The manual and video were also valuable to the Neenah Fire Department. College of Nursing students helped educate paramedics about the potentially unique circumstances that might develop in the event of a Beaming rider injury, including understanding the different dynamics involved in assessing and treating a child with a disability.
“As nurses, you need know what is normal and what is not normal, and if something deviates, ‘can we work with that?’” Fischer said.
More opportunities to partner
The early win-win success of the College of Nursing and Beaming collaboration has both partners thinking.
Already, new educational partnerships involve the UW Oshkosh kinesiology and physical education programs.
“There is a student who comes with a visual impairment, and he will lay backwards on the horse; he pets it – things like that. It’s really cool to see,” said Sherry Gutsch, a UW Oshkosh physical education major with a minor in adaptive physical education who will graduate in December.
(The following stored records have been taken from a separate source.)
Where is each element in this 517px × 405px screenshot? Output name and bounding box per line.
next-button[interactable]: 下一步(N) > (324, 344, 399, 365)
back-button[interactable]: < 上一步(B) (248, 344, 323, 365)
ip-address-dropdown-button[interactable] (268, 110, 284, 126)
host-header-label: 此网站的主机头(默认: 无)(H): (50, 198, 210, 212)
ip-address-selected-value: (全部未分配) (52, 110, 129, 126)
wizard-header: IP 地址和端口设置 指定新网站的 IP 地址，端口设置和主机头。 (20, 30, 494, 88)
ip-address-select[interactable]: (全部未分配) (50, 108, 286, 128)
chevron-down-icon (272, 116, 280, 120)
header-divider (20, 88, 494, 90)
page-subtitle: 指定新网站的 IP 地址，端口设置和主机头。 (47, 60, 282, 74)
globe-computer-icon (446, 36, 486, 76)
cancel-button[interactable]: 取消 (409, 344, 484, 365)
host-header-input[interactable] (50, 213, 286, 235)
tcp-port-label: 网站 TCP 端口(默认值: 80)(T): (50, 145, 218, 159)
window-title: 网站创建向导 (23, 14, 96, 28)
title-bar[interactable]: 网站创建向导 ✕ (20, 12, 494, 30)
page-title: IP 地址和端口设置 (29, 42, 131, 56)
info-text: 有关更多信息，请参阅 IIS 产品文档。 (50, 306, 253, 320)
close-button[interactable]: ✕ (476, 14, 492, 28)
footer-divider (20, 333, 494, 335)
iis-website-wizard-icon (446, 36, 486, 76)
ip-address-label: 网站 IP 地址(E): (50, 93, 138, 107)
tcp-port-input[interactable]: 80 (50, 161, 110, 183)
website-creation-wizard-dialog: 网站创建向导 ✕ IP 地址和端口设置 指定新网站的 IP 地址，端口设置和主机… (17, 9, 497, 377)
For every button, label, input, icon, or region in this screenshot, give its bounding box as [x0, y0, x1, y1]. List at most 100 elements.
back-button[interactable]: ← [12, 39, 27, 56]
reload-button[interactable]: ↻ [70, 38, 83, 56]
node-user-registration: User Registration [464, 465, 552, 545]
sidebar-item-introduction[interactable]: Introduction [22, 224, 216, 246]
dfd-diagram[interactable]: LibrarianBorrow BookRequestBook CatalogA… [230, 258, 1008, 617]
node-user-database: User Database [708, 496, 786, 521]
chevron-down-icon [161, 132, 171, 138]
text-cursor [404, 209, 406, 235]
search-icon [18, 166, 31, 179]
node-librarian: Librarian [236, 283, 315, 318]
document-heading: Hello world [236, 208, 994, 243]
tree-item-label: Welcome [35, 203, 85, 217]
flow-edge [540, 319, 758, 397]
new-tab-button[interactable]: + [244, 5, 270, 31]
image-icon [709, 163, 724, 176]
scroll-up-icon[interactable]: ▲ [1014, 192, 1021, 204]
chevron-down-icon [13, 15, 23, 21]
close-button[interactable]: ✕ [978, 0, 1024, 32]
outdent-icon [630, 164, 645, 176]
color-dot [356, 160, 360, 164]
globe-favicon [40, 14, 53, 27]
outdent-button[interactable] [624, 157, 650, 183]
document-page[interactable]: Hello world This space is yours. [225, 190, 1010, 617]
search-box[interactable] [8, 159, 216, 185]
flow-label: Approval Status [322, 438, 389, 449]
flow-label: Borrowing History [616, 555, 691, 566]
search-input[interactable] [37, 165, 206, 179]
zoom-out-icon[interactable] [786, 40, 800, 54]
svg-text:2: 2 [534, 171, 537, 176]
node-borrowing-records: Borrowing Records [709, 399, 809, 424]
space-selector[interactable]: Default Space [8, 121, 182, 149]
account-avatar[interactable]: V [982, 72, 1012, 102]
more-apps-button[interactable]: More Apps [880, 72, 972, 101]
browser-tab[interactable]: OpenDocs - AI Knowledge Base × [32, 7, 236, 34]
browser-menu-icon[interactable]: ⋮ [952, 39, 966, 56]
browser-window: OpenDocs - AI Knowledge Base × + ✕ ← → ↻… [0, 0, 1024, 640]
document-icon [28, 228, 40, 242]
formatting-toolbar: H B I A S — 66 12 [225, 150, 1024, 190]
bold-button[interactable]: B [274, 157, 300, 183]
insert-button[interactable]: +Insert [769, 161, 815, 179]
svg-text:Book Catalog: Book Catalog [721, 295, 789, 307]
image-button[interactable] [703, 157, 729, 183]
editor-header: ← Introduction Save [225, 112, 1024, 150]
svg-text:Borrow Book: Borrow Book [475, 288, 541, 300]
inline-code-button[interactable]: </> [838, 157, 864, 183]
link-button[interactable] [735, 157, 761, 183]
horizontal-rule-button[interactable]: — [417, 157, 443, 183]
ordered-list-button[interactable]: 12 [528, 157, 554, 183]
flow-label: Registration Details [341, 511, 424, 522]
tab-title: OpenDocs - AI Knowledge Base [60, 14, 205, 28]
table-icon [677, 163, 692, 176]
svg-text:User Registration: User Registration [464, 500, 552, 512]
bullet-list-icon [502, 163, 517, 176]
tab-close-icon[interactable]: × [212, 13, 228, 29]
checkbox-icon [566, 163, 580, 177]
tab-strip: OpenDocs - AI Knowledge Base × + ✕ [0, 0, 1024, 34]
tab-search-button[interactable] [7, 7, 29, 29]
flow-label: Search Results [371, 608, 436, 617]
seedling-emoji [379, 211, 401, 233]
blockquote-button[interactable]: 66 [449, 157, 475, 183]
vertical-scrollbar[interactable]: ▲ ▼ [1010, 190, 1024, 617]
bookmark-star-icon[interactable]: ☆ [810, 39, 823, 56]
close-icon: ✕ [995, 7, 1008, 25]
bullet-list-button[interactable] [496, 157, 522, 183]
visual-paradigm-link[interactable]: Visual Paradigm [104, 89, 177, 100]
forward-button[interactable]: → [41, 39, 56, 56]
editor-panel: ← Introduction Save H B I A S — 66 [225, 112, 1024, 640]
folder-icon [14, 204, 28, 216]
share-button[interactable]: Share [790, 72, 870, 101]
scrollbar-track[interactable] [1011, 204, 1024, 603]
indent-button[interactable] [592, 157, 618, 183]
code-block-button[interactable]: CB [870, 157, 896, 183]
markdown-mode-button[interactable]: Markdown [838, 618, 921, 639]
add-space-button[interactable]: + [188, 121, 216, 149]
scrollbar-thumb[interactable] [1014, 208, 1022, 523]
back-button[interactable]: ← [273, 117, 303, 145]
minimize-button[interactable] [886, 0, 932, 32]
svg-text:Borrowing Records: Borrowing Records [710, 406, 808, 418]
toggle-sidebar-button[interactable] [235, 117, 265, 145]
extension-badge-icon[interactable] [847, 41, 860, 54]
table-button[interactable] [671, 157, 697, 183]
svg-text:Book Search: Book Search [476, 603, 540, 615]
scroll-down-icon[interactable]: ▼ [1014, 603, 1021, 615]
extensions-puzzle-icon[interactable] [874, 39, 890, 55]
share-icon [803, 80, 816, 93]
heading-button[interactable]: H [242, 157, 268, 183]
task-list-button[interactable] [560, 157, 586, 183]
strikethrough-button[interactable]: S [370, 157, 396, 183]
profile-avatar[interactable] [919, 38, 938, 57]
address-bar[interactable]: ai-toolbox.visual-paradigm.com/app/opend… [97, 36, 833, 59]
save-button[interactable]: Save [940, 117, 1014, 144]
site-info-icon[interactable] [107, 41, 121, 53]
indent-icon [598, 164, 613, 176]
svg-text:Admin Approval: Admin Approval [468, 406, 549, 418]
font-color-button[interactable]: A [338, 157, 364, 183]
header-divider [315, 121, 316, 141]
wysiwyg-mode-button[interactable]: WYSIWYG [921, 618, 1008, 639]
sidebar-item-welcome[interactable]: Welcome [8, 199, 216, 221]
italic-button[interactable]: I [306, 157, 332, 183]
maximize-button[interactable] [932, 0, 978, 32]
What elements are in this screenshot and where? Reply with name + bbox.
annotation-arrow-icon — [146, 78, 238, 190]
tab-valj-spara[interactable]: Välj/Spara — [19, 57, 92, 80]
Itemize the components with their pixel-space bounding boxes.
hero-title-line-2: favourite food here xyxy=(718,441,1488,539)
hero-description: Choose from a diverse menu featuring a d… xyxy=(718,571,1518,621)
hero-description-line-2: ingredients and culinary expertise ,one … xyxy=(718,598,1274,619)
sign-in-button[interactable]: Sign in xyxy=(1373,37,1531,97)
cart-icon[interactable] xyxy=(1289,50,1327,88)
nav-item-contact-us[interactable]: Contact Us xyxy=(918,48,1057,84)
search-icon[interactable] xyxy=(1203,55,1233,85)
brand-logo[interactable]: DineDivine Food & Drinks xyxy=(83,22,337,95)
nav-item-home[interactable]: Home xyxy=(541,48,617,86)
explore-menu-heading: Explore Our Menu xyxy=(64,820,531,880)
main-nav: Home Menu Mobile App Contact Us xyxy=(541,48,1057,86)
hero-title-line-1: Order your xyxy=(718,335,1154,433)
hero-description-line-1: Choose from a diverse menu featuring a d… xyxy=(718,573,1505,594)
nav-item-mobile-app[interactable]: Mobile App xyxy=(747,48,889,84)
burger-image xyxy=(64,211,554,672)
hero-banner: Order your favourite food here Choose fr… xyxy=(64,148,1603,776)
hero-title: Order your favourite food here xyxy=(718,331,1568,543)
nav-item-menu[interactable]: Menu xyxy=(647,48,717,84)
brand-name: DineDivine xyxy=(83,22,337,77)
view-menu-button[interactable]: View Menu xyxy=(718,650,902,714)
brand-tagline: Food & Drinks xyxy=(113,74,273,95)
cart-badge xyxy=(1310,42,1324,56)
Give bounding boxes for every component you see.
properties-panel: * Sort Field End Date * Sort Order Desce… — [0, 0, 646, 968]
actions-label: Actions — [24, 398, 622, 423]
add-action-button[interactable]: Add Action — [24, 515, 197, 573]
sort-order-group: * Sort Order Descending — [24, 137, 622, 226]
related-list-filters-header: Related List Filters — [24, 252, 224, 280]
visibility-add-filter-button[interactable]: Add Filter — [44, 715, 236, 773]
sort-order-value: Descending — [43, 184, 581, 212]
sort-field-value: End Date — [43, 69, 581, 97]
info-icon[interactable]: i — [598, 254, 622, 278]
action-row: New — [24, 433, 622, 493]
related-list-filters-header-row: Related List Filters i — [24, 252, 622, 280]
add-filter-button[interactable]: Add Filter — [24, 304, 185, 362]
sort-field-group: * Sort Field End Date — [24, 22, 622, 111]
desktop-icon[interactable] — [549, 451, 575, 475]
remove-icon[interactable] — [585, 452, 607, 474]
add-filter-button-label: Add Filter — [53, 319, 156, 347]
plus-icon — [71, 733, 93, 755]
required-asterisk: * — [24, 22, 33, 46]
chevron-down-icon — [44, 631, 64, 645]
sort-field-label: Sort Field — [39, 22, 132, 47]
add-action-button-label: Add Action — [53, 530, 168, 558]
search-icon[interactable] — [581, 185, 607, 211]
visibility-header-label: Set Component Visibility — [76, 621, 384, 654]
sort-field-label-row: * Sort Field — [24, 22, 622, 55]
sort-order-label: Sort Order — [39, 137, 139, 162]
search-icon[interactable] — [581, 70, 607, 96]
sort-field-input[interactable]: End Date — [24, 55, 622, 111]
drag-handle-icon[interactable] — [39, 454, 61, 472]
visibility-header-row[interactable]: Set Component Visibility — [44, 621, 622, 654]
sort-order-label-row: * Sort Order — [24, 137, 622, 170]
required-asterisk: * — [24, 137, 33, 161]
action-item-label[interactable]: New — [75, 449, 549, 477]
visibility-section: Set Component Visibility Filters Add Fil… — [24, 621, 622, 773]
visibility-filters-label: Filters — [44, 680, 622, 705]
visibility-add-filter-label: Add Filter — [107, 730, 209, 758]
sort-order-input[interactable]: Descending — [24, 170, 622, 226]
Fischer said there has even been some preliminary conversation with, for example, English department faculty interested in potentially integrating a Beaming visit and experience into a course examining the Renaissance. She said Beaming is also in line to be a partner in fall 2014 when the University’s transformed general-education program, the University Studies Program (USP), begins its first wave of community-learning experiences, another facet of USP all UW Oshkosh students will take part in.
“UWO has been so open,” Fischer said.
Meanwhile, the College of Nursing partnership continues to strengthen. Some of the early beneficiaries of the educational experience who have graduated and entered the workforce as nurses have continued on at Beaming as volunteers, Fischer said.
It’s not only an example of the values of lifelong citizenship and community-service taking root in graduates, it’s also a validation of Beaming’s mission, Fischer said.
“One of the nicest compliments we have is when students stay as volunteers,” she said.